Netflix announced today that it will participate in the day of protest to preserve net neutrality.
On July 12, the video streaming company will join Amazon, Reddit, Pornhub, Imgur, and more to incorporate slowed-down or disrupted service to raise awareness for the importance of strong net neutrality guidelines, giving visitors to its site a taste of what a future without a free and open internet could look like.
The protest, organized by Fight for the Future, freepress, and Demand Progress, takes place five days before the first deadline for comments on the FCC's proposal to roll back net neutrality protections.

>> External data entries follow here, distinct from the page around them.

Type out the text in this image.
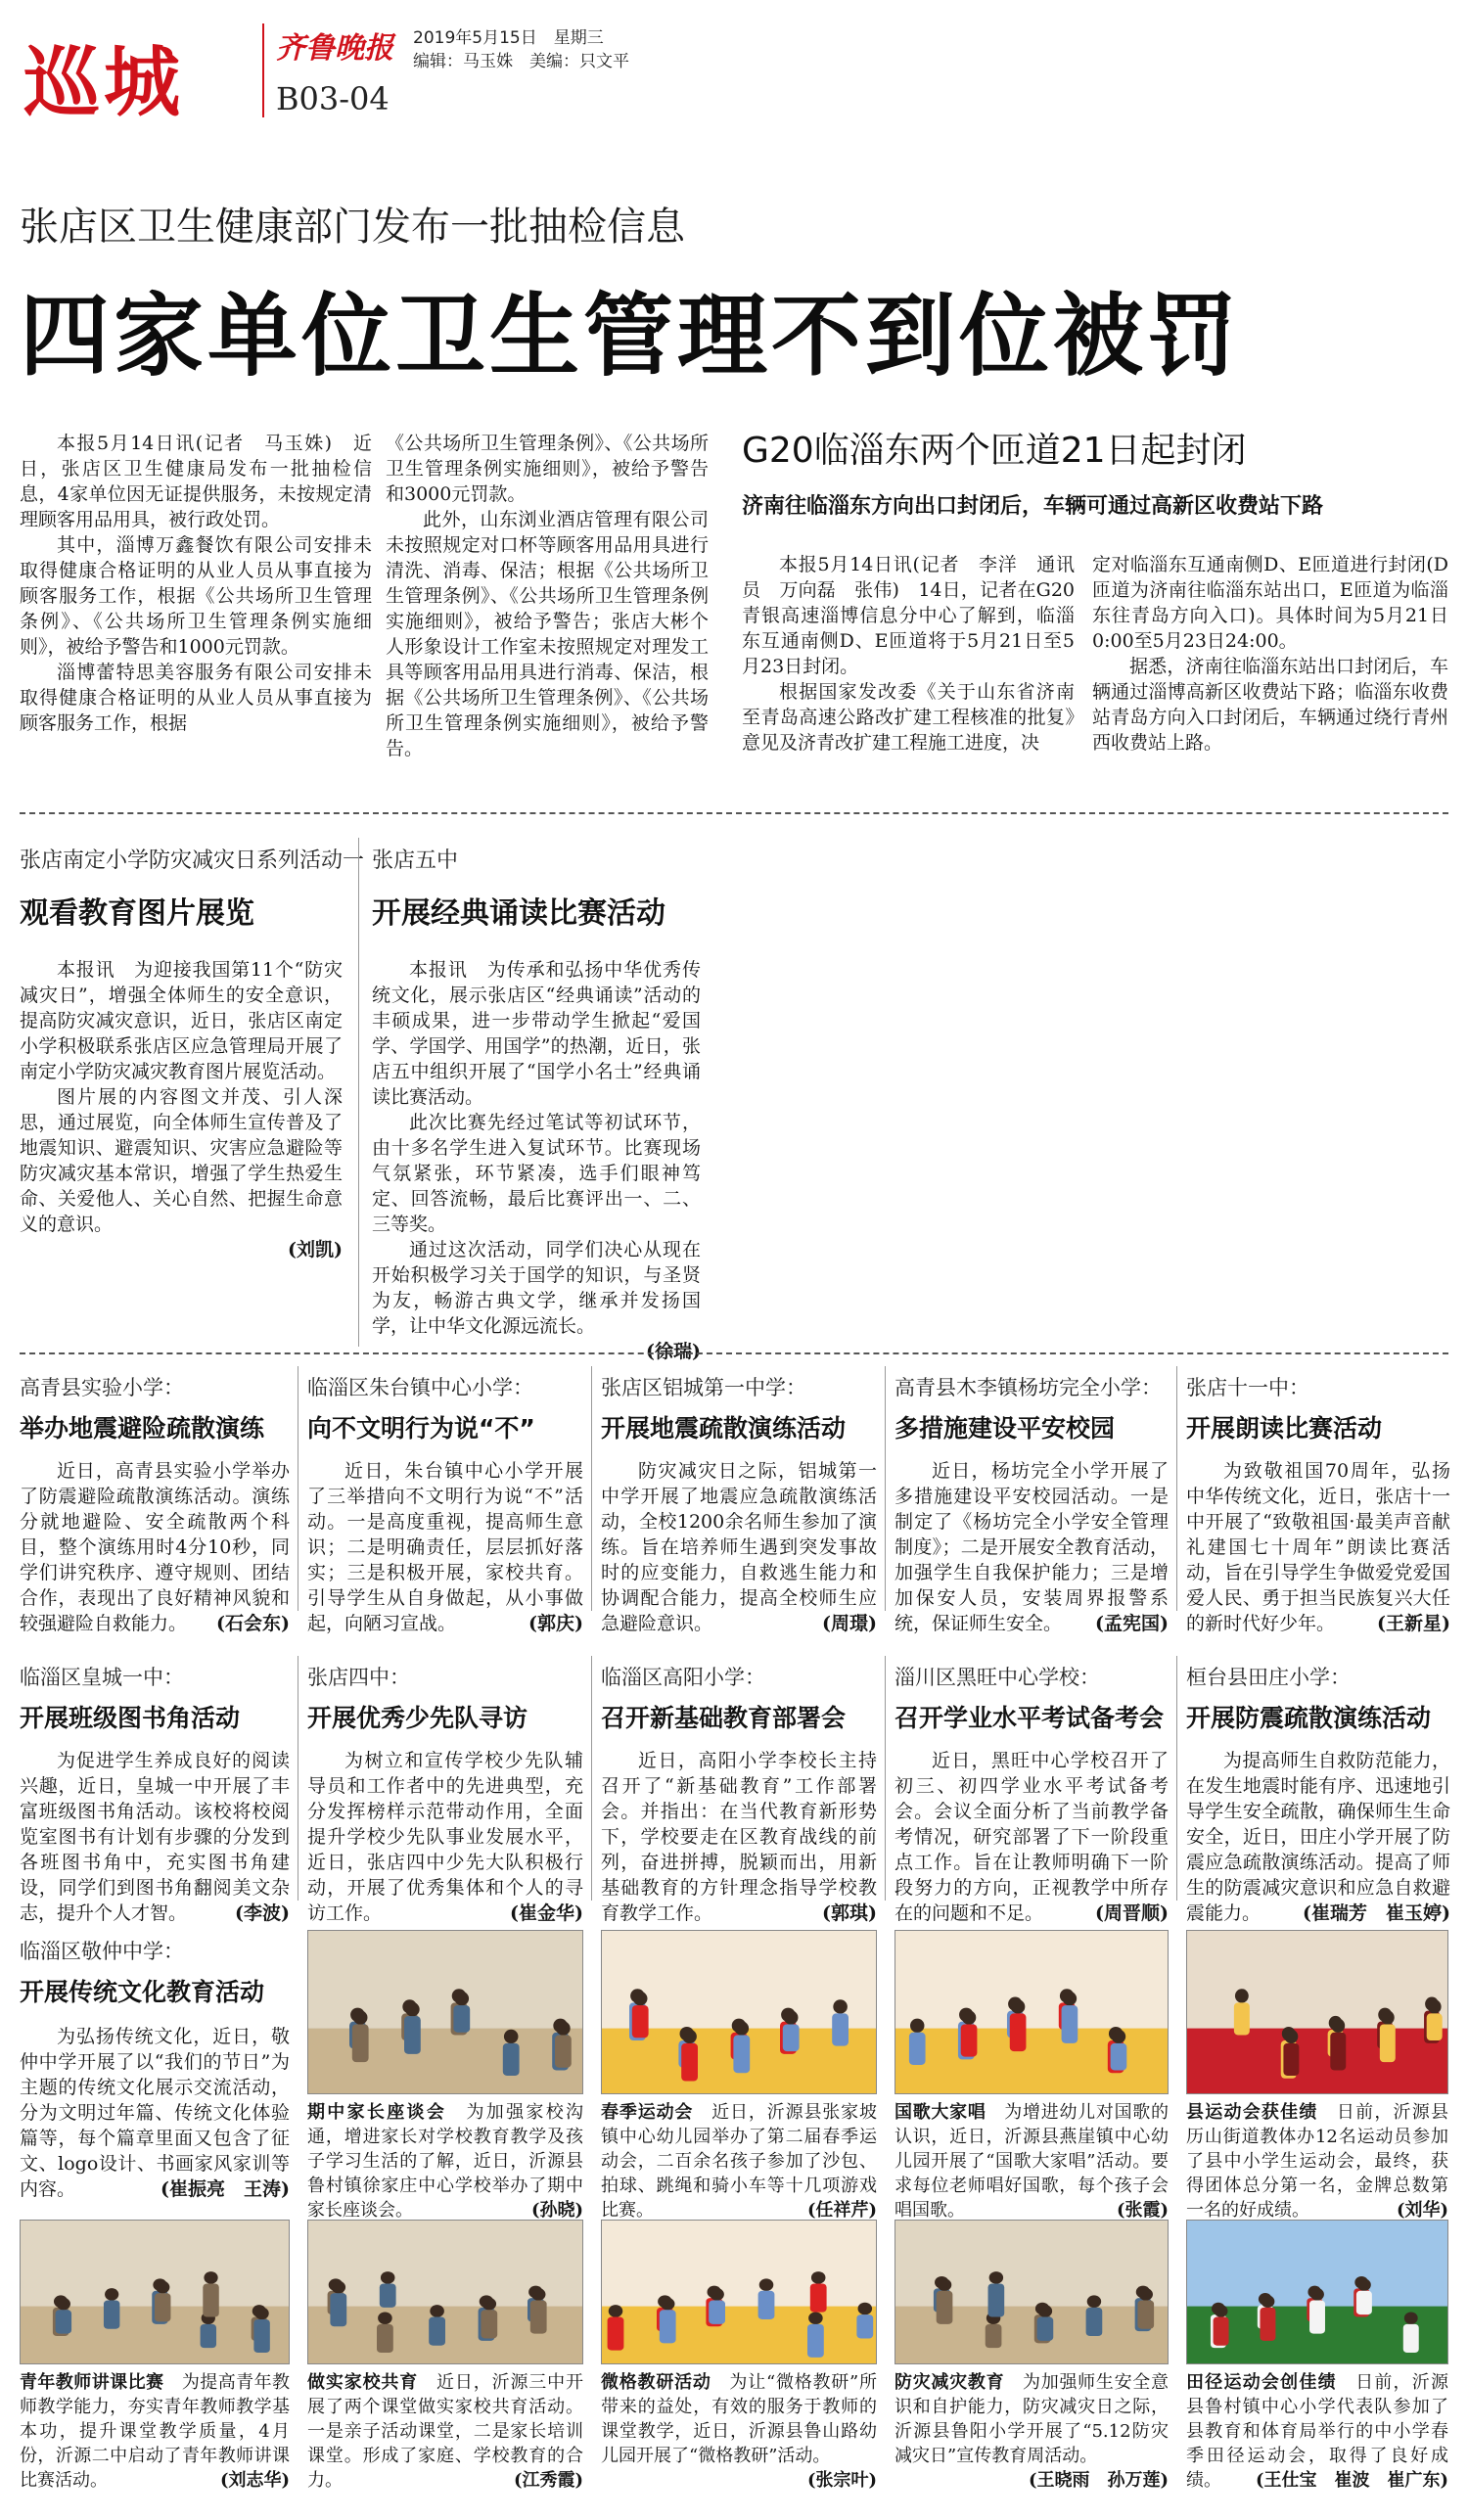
巡城	齐鲁晚报 2019年5月15日　星期三
编辑：马玉姝　美编：只文平
B03-04
张店区卫生健康部门发布一批抽检信息
四家单位卫生管理不到位被罚

本报5月14日讯(记者　马玉姝)　近日，张店区卫生健康局发布一批抽检信息，4家单位因无证提供服务，未按规定清理顾客用品用具，被行政处罚。

其中，淄博万鑫餐饮有限公司安排未取得健康合格证明的从业人员从事直接为顾客服务工作，根据《公共场所卫生管理条例》、《公共场所卫生管理条例实施细则》，被给予警告和1000元罚款。

淄博蕾特思美容服务有限公司安排未取得健康合格证明的从业人员从事直接为顾客服务工作，根据

《公共场所卫生管理条例》、《公共场所卫生管理条例实施细则》，被给予警告和3000元罚款。

此外，山东浏业酒店管理有限公司未按照规定对口杯等顾客用品用具进行清洗、消毒、保洁；根据《公共场所卫生管理条例》、《公共场所卫生管理条例实施细则》，被给予警告；张店大彬个人形象设计工作室未按照规定对理发工具等顾客用品用具进行消毒、保洁，根据《公共场所卫生管理条例》、《公共场所卫生管理条例实施细则》，被给予警告。

G20临淄东两个匝道21日起封闭
济南往临淄东方向出口封闭后，车辆可通过高新区收费站下路

本报5月14日讯(记者　李洋　通讯员　万向磊　张伟)　14日，记者在G20青银高速淄博信息分中心了解到，临淄东互通南侧D、E匝道将于5月21日至5月23日封闭。

根据国家发改委《关于山东省济南至青岛高速公路改扩建工程核准的批复》意见及济青改扩建工程施工进度，决

定对临淄东互通南侧D、E匝道进行封闭(D匝道为济南往临淄东站出口，E匝道为临淄东往青岛方向入口)。具体时间为5月21日0:00至5月23日24:00。

据悉，济南往临淄东站出口封闭后，车辆通过淄博高新区收费站下路；临淄东收费站青岛方向入口封闭后，车辆通过绕行青州西收费站上路。

张店南定小学防灾减灾日系列活动一
观看教育图片展览

本报讯　为迎接我国第11个“防灾减灾日”，增强全体师生的安全意识，提高防灾减灾意识，近日，张店区南定小学积极联系张店区应急管理局开展了南定小学防灾减灾教育图片展览活动。

图片展的内容图文并茂、引人深思，通过展览，向全体师生宣传普及了地震知识、避震知识、灾害应急避险等防灾减灾基本常识，增强了学生热爱生命、关爱他人、关心自然、把握生命意义的意识。

(刘凯)

张店五中
开展经典诵读比赛活动

本报讯　为传承和弘扬中华优秀传统文化，展示张店区“经典诵读”活动的丰硕成果，进一步带动学生掀起“爱国学、学国学、用国学”的热潮，近日，张店五中组织开展了“国学小名士”经典诵读比赛活动。

此次比赛先经过笔试等初试环节，由十多名学生进入复试环节。比赛现场气氛紧张，环节紧凑，选手们眼神笃定、回答流畅，最后比赛评出一、二、三等奖。

通过这次活动，同学们决心从现在开始积极学习关于国学的知识，与圣贤为友，畅游古典文学，继承并发扬国学，让中华文化源远流长。

(徐瑞)

高青县实验小学：
举办地震避险疏散演练

近日，高青县实验小学举办了防震避险疏散演练活动。演练分就地避险、安全疏散两个科目，整个演练用时4分10秒，同学们讲究秩序、遵守规则、团结合作，表现出了良好精神风貌和较强避险自救能力。 (石会东)

临淄区朱台镇中心小学：
向不文明行为说“不”

近日，朱台镇中心小学开展了三举措向不文明行为说“不”活动。一是高度重视，提高师生意识；二是明确责任，层层抓好落实；三是积极开展，家校共育。引导学生从自身做起，从小事做起，向陋习宣战。	(郭庆)

张店区铝城第一中学：
开展地震疏散演练活动

防灾减灾日之际，铝城第一中学开展了地震应急疏散演练活动，全校1200余名师生参加了演练。旨在培养师生遇到突发事故时的应变能力，自救逃生能力和协调配合能力，提高全校师生应急避险意识。	(周璟)

高青县木李镇杨坊完全小学：
多措施建设平安校园

近日，杨坊完全小学开展了多措施建设平安校园活动。一是制定了《杨坊完全小学安全管理制度》；二是开展安全教育活动，加强学生自我保护能力；三是增加保安人员，安装周界报警系统，保证师生安全。 (孟宪国)

张店十一中：
开展朗读比赛活动

为致敬祖国70周年，弘扬中华传统文化，近日，张店十一中开展了“致敬祖国·最美声音献礼建国七十周年”朗读比赛活动，旨在引导学生争做爱党爱国爱人民、勇于担当民族复兴大任的新时代好少年。 (王新星)

临淄区皇城一中：
开展班级图书角活动

为促进学生养成良好的阅读兴趣，近日，皇城一中开展了丰富班级图书角活动。该校将校阅览室图书有计划有步骤的分发到各班图书角中，充实图书角建设，同学们到图书角翻阅美文杂志，提升个人才智。	(李波)

张店四中：
开展优秀少先队寻访

为树立和宣传学校少先队辅导员和工作者中的先进典型，充分发挥榜样示范带动作用，全面提升学校少先队事业发展水平，近日，张店四中少先大队积极行动，开展了优秀集体和个人的寻访工作。	(崔金华)

临淄区高阳小学：
召开新基础教育部署会

近日，高阳小学李校长主持召开了“新基础教育”工作部署会。并指出：在当代教育新形势下，学校要走在区教育战线的前列，奋进拼搏，脱颖而出，用新基础教育的方针理念指导学校教育教学工作。	(郭琪)

淄川区黑旺中心学校：
召开学业水平考试备考会

近日，黑旺中心学校召开了初三、初四学业水平考试备考会。会议全面分析了当前教学备考情况，研究部署了下一阶段重点工作。旨在让教师明确下一阶段努力的方向，正视教学中所存在的问题和不足。	(周晋顺)

桓台县田庄小学：
开展防震疏散演练活动

为提高师生自救防范能力，在发生地震时能有序、迅速地引导学生安全疏散，确保师生生命安全，近日，田庄小学开展了防震应急疏散演练活动。提高了师生的防震减灾意识和应急自救避震能力。 (崔瑞芳　崔玉婷)

临淄区敬仲中学：
开展传统文化教育活动

为弘扬传统文化，近日，敬仲中学开展了以“我们的节日”为主题的传统文化展示交流活动，分为文明过年篇、传统文化体验篇等，每个篇章里面又包含了征文、logo设计、书画家风家训等内容。	(崔振亮　王涛)

期中家长座谈会　 为加强家校沟通，增进家长对学校教育教学及孩子学习生活的了解，近日，沂源县鲁村镇徐家庄中心学校举办了期中家长座谈会。	(孙晓)
春季运动会　 近日，沂源县张家坡镇中心幼儿园举办了第二届春季运动会，二百余名孩子参加了沙包、拍球、跳绳和骑小车等十几项游戏比赛。	(任祥芹)
国歌大家唱　 为增进幼儿对国歌的认识，近日，沂源县燕崖镇中心幼儿园开展了“国歌大家唱”活动。要求每位老师唱好国歌，每个孩子会唱国歌。	(张霞)
县运动会获佳绩　 日前，沂源县历山街道教体办12名运动员参加了县中小学生运动会，最终，获得团体总分第一名，金牌总数第一名的好成绩。	(刘华)
青年教师讲课比赛　 为提高青年教师教学能力，夯实青年教师教学基本功，提升课堂教学质量，4月份，沂源二中启动了青年教师讲课比赛活动。	(刘志华)
做实家校共育　 近日，沂源三中开展了两个课堂做实家校共育活动。一是亲子活动课堂，二是家长培训课堂。形成了家庭、学校教育的合力。	(江秀霞)
微格教研活动　 为让“微格教研”所带来的益处，有效的服务于教师的课堂教学，近日，沂源县鲁山路幼儿园开展了“微格教研”活动。
(张宗叶)
防灾减灾教育　 为加强师生安全意识和自护能力，防灾减灾日之际，沂源县鲁阳小学开展了“5.12防灾减灾日”宣传教育周活动。
(王晓雨　孙万莲)
田径运动会创佳绩　 日前，沂源县鲁村镇中心小学代表队参加了县教育和体育局举行的中小学春季田径运动会，取得了良好成绩。 (王仕宝　崔波　崔广东)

Netflix has been an outspoken proponent of preserving an open internet—it participated in the Slowdown Day to raise awareness for SOPA in 2014—but recently stepped away from the issue as the Trump administration renewed its fight to destroy it.
"It's not our primary battle at this point," Netflix CEO Reed Hastings said at the Code Conference in May. "I think Trump's FCC is going to unwind the rules no matter what anybody says."
The company has roughly 100 million subscribers globally, and about 42 percent of American households subscribe to Netflix, according to financial research firm UBS. The company has not yet said whether its protest will affect customers in all countries.
In recent days, it's become easier to name the major tech companies that aren't involved in this day of action—more than 40,000 people, sites, and organizations have pledged to take part, according to Fight for the Future. Finally, Netflix—one of the most popular services on the internet—says it will re-join the fray.
If this pace of companies joining the protest keeps up, July 12 could be a pretty boring day on the internet. Your porn, Reddit scrolling, and now binge-watching are all in jeopardy as they work to raise awareness.